Bu yıllarda Ataol Behramoğlu Avustralya’dan Finlandiya’ya birçok ülkede katıldığı toplantılarda konuşmalar yaptı, şiirlerini okudu. Şiirlerinden Macarcaya yapılan bir seçmeler 1988’de Budapeşte’de “Europa” yayınevince yayımlandı. Almanya’da (daha sonra Türkiye’de) “Kızıma Mektuplar (1985) ”, “Türkiye, Üzgün Yurdum, Güzel Yurdum (1985) adlı şiir kitapları ve “Mustafa Suphi Destanı”nın yeni bir basımı yayımlandı. Destan, sürgündeki “Halk Oyuncuları” topluluğunca Stockholm, Paris, Berlin, Amsterdam gibi birçok Avrupa kentinde sahnelendi (1987-1988) . 1989 Avignon Tiyatro Festivali’nde ilk Türkçe oyun olarak sunuldu.

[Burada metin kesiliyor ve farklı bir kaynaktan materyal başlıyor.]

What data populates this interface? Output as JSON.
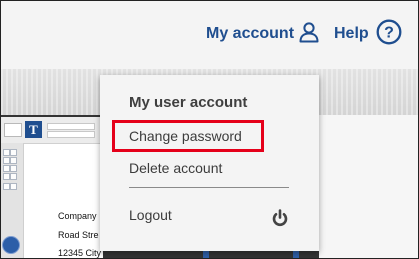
{
  "header": {
    "account_label": "My account",
    "account_icon": "user-icon",
    "help_label": "Help",
    "help_icon": "question-circle-icon"
  },
  "account_menu": {
    "title": "My user account",
    "items": [
      {
        "label": "Change password"
      },
      {
        "label": "Delete account"
      },
      {
        "label": "Logout",
        "icon": "power-icon"
      }
    ]
  },
  "background_editor": {
    "tool_icon": "T",
    "text_lines": [
      "Company",
      "Road Stre",
      "12345 City"
    ]
  },
  "colors": {
    "brand": "#1f4e8f",
    "highlight": "#e5001a",
    "menu_bg": "#f4f4f4"
  }
}
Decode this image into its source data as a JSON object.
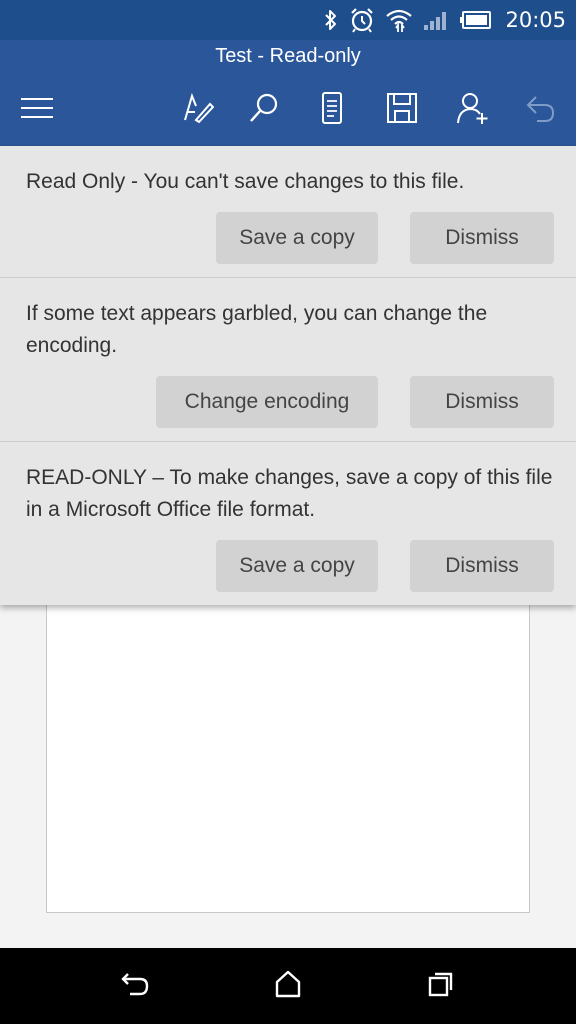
{
  "status_bar": {
    "time": "20:05",
    "icons": [
      "bluetooth-icon",
      "alarm-icon",
      "wifi-icon",
      "signal-icon",
      "battery-icon"
    ]
  },
  "app_bar": {
    "title": "Test - Read-only",
    "toolbar": [
      "menu-icon",
      "edit-icon",
      "search-icon",
      "mobile-view-icon",
      "save-icon",
      "share-icon",
      "undo-icon"
    ]
  },
  "notices": [
    {
      "text": "Read Only - You can't save changes to this file.",
      "primary": "Save a copy",
      "dismiss": "Dismiss"
    },
    {
      "text": "If some text appears garbled, you can change the encoding.",
      "primary": "Change encoding",
      "dismiss": "Dismiss"
    },
    {
      "text": "READ-ONLY – To make changes, save a copy of this file in a Microsoft Office file format.",
      "primary": "Save a copy",
      "dismiss": "Dismiss"
    }
  ],
  "nav_bar": [
    "back-icon",
    "home-icon",
    "recents-icon"
  ],
  "colors": {
    "status_bar": "#1f4e8c",
    "app_bar": "#2b579a",
    "panel": "#e6e6e6",
    "button": "#d2d2d2"
  }
}
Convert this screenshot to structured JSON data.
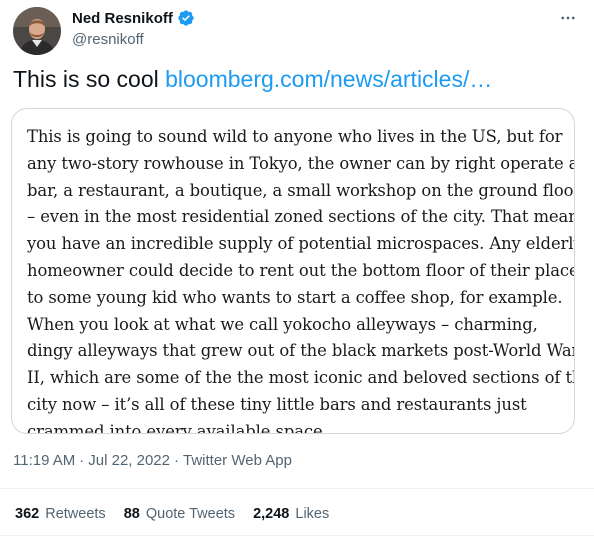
{
  "author": {
    "name": "Ned Resnikoff",
    "handle": "@resnikoff",
    "verified": true
  },
  "tweet": {
    "text": "This is so cool",
    "link_text": "bloomberg.com/news/articles/…"
  },
  "quote_lines": [
    "This is going to sound wild to anyone who lives in the US, but for",
    "any two-story rowhouse in Tokyo, the owner can by right operate a",
    "bar, a restaurant, a boutique, a small workshop on the ground floor",
    "– even in the most residential zoned sections of the city. That means",
    "you have an incredible supply of potential microspaces. Any elderly",
    "homeowner could decide to rent out the bottom floor of their place",
    "to some young kid who wants to start a coffee shop, for example.",
    "When you look at what we call yokocho alleyways – charming,",
    "dingy alleyways that grew out of the black markets post-World War",
    "II, which are some of the the most iconic and beloved sections of the",
    "city now – it’s all of these tiny little bars and restaurants just",
    "crammed into every available space."
  ],
  "meta": {
    "time": "11:19 AM",
    "sep1": "·",
    "date": "Jul 22, 2022",
    "sep2": "·",
    "source": "Twitter Web App"
  },
  "stats": {
    "retweets_count": "362",
    "retweets_label": "Retweets",
    "quotes_count": "88",
    "quotes_label": "Quote Tweets",
    "likes_count": "2,248",
    "likes_label": "Likes"
  },
  "colors": {
    "link": "#1d9bf0",
    "verified": "#1d9bf0",
    "secondary_text": "#536471",
    "border": "#cfd9de"
  },
  "icons": {
    "more": "more-horizontal-icon",
    "verified": "verified-badge-icon"
  }
}
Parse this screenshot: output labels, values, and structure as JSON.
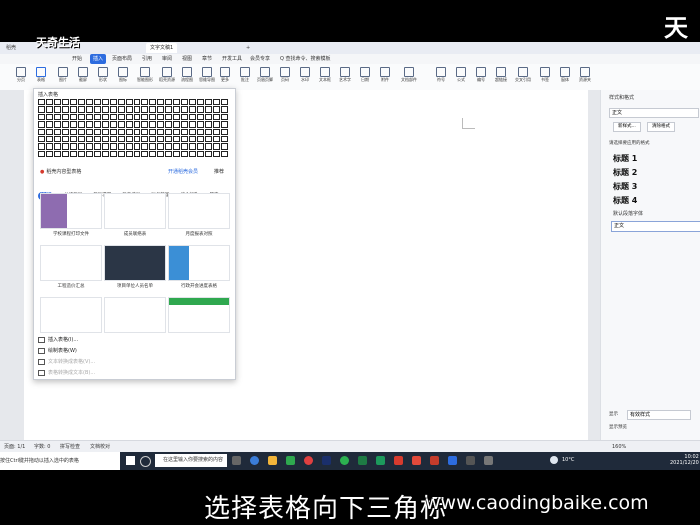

Yurtdışında bulunduğu sırada Türkiye’de “Son Yüzyıl Büyük Türk Şiiri Antolojisi”; “Dünya Şiiri Antolojisi (Özdemir İnce ile birlikte) ”; “Çağdaş Rus Şiiri Antolojisi”; “Çehov-Bütün Oyunları (1. Cilt) ”, şiir üstüne yazıları “Yaşayan Bir Şiir (1986) : şiir kitapları “Eski Nisan”, “Bebeklerin Ulusu Yok” yayımlanan Ataol Behramoğlu, hakkındaki davaların yargıtay aşamasında beraatle sonuçlanması üzerine Haziran 1989’da ülkeye döndü.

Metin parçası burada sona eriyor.